If there is anything in the world that I can do for you, do not hesitate to bear me in mind.

Sincerely yours,

  1. T. Timayenis”

Frank Thomas Silva’s body was never found. The extended family never gave up hope and in the course of their investigations learned that one of the survivors Charles Thomas Jeffery (1876-1935) had met and befriended Silva aboard ship and was with him when the torpedoes hit the Lusitania. Jeffery’s letters to the family are part of the extremely detailed information available on Silva’s final days.

By all accounts Frank James Silva was a fine young man with every prospect for a good life. The events of war ended his life. The actions and recollections of three generations preserve his memory. By chance alone his passage aboard the ill-fated Lusitania is especially well documented as is the period immediately afterward when his fate was still unknown. As a means of identifying his body the family reported that on his right arm was the tattoo of a Greek key. Over the past 100 years various reports about this tattoo have claimed it was in honor of his father’s Greek heritage.

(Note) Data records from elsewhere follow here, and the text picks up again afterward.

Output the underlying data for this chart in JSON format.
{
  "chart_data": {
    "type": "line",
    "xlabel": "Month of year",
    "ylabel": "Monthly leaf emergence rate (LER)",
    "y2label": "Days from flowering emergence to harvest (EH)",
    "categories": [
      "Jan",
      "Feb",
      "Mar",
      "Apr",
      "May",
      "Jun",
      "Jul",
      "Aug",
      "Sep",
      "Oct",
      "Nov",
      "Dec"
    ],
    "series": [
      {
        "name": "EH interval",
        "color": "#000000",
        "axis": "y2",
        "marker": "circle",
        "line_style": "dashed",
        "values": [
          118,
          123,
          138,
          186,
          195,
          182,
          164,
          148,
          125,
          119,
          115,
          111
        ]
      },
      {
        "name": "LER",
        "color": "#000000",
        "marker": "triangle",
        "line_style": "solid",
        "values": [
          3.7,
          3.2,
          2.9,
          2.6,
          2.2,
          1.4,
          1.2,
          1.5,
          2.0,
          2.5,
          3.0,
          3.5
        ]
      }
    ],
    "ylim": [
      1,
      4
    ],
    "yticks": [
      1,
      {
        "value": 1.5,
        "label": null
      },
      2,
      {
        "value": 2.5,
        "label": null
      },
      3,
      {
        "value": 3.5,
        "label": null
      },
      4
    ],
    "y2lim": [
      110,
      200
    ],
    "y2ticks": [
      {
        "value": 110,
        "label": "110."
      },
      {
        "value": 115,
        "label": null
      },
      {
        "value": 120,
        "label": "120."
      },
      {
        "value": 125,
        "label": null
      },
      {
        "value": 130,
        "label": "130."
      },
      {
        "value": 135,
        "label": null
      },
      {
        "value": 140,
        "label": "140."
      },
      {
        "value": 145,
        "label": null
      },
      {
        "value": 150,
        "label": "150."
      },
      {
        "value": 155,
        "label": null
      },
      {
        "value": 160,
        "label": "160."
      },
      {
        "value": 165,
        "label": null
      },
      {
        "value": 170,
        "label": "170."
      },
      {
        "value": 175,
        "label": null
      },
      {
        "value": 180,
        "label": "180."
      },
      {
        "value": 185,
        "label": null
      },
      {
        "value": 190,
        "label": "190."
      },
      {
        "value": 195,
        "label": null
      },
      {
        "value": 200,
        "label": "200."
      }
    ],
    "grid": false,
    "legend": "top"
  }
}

Also deposited among the Silva Family Papers in the Georgia Historical Society we find listed: “May Silva Teasdale’s papers include a loose-leaf notebook of letters from the family of her first husband, Plutarch Timayenis, in Smyrna and Athens, Greece, correspondence.” In Greek-American history it is too often the case that we move forward in our broader understandings one fact, one person, one event at a time. Such is our re-discovery of the lives of Plutarch Timayenis and the extended Silva family.